O suporte social da família, coletivos estudantis e programas universitários torna-se essencial para mitigar esses desafios. A família oferece apoio emocional, enquanto grupos de estudantes proporcionam uma rede de acolhimento, o que é crucial na luta contra o preconceito. Os programas de assistência da universidade também são fundamentais, oferecendo suporte financeiro e material que ajuda na permanência e adaptação às exigências acadêmicas.

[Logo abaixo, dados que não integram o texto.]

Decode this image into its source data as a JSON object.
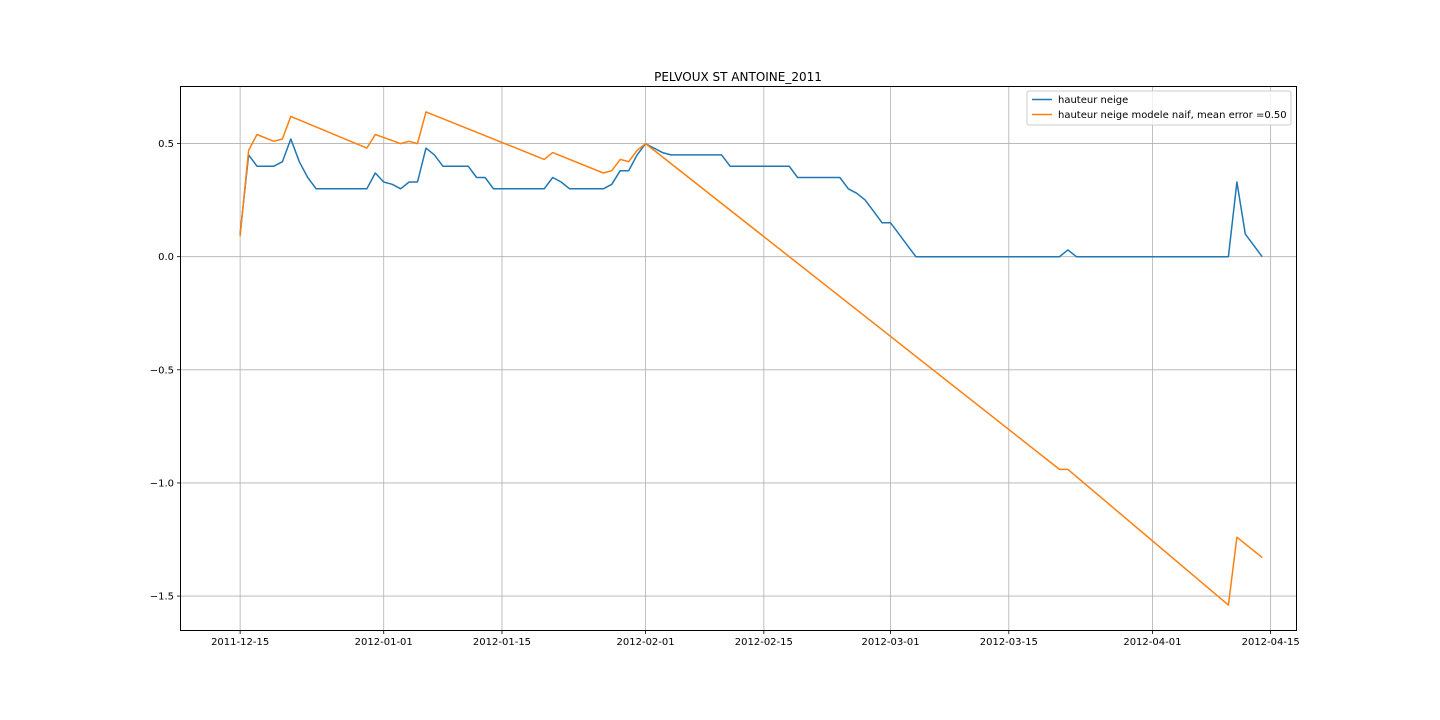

O bem-estar subjetivo e a qualidade de vida nos espaços universitários dependem do esforço conjunto de todos os envolvidos na comunidade acadêmica, incluindo estudantes, professores e gestores. A promoção de um ambiente inclusivo e solidário é necessária para que todos os alunos possam desenvolver seu potencial plenamente. A pesquisa levou à formulação de recomendações voltadas para o combate ao preconceito no ambiente acadêmico e para o fortalecimento dos laços entre universidades e famílias.
Encerrando o projeto, o pesquisador promoveu a disseminação do conhecimento gerado por meio de seminários, artigos acadêmicos e a criação de um blog. Uma das atividades de destaque foi a visita a um centro da University of Texas – Austin, onde foram explorados serviços e programas voltados para a saúde mental da comunidade estudantil. O projeto resultou na conclusão de dissertações, premiações em congressos e publicações relevantes, ampliando o conhecimento sobre a saúde mental e as condições acadêmicas dos estudantes negros no brasil. As lições aprendidas continuarão a ser uma base sólida para futuras pesquisas e ações que visem promover a equidade e a inclusão nas universidades.